I was very fortunate to be directed by Alan Ayckbourn early in my career with a show, Two Weeks With the Queen, that transferred from the Stephen Joseph Theatre (SJT) in Scarborough to the National Theatre – a wonderful part and great memories of it. Also playing Ray Say in Little Voice at SJT, Toad in Wind in the Willows, Abigail’s Party, Cartwright’s Two, Bottom in A Midsummer Nights Dream, The Curious Incident of the Dog in the Night-Time, playing Alan Bennett in The Lady in the Van – also doing my very own Jackanory. One role I’d like to play is Archie Rice in The Entertainer – growing up in a variety world, it’s a perfect fit.

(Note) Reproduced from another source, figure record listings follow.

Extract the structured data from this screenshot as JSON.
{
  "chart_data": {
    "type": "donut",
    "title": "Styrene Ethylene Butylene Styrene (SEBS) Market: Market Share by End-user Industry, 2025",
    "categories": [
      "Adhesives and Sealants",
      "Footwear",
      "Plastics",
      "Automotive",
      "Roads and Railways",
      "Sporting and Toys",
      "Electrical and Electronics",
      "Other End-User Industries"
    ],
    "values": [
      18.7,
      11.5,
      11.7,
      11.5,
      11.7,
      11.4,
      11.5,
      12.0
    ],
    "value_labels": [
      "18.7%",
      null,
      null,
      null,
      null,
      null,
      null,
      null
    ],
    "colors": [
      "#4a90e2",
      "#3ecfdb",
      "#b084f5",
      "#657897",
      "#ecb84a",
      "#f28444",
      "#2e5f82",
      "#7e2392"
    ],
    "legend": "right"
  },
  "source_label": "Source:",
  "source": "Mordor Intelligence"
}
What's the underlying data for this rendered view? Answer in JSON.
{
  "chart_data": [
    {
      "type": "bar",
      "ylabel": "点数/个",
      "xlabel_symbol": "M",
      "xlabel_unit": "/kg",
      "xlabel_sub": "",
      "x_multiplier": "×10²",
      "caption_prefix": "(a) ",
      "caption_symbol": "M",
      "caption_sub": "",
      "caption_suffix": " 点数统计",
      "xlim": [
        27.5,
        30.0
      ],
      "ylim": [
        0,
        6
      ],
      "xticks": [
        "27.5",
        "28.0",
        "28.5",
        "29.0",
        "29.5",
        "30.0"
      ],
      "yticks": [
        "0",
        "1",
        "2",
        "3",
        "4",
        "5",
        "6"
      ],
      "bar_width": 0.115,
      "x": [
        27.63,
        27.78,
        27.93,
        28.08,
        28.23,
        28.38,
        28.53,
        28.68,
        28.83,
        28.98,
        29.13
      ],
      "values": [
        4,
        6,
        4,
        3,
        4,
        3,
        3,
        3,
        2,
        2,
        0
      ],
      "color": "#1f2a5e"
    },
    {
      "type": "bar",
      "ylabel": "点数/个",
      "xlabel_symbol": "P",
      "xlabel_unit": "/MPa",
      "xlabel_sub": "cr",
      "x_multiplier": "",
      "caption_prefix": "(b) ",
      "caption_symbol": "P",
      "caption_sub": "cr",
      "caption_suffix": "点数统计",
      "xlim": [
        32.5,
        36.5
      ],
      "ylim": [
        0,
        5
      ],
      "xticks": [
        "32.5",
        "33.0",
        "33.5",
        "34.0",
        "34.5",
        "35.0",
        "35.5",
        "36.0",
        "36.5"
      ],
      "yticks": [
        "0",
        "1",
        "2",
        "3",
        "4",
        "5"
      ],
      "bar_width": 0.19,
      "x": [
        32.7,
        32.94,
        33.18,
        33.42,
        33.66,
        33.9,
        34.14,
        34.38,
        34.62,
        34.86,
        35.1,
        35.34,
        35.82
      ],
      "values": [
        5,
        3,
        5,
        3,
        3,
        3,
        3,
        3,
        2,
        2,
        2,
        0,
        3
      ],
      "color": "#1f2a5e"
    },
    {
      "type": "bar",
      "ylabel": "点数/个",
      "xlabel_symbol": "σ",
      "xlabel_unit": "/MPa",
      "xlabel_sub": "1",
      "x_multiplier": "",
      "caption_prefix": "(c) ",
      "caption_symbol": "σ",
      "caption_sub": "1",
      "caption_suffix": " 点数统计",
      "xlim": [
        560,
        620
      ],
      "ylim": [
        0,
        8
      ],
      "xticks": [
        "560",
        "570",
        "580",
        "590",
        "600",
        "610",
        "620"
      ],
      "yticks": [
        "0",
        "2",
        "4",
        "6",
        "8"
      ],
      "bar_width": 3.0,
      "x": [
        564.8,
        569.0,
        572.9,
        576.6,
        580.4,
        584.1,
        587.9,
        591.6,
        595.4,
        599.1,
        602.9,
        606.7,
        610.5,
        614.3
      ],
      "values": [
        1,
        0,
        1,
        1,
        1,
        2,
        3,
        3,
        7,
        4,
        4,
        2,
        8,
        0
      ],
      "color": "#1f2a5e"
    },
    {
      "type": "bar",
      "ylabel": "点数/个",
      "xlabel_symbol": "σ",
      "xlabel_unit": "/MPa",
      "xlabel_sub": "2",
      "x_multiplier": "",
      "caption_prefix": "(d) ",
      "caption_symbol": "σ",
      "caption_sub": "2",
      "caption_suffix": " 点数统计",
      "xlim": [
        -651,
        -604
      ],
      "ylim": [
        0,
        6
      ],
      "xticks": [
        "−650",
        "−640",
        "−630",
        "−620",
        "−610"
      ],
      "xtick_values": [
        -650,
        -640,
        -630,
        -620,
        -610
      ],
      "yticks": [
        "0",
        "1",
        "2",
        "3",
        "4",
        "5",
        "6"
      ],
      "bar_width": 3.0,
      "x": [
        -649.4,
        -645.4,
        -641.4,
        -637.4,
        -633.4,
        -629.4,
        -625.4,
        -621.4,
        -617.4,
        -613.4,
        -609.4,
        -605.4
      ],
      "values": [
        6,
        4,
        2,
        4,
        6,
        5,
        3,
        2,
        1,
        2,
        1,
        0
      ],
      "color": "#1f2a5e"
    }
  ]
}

You spent 18 months in War Horse touring the UK and South Africa – how was that experience?
War Horse was an amazing experience. I was so lucky to go to so many great cities with it – Dublin, Edinburgh, Manchester, Johannesburg and Cape Town to name a few. The puppets were extraordinary and the reaction every single night was incredible. I performed in it over 500 times.
You’ve never missed a performance in your time as an actor, carrying on even when you’ve been ill…
Yeah, through out my career I’ve been someone you can rely on night after night. I worked through bad backs, sprains, food poisoning. Sadly I only missed a couple shows when my father passed but I think that’s allowed! He would have been very proud of me to go back so soon after, but as he said ‘That’s showbiz’.
Any hobbies, interests, obsessions you pursue when not acting?
I love reading obviously, walking, music, theatre. Only one obsession – Aston Villa FC.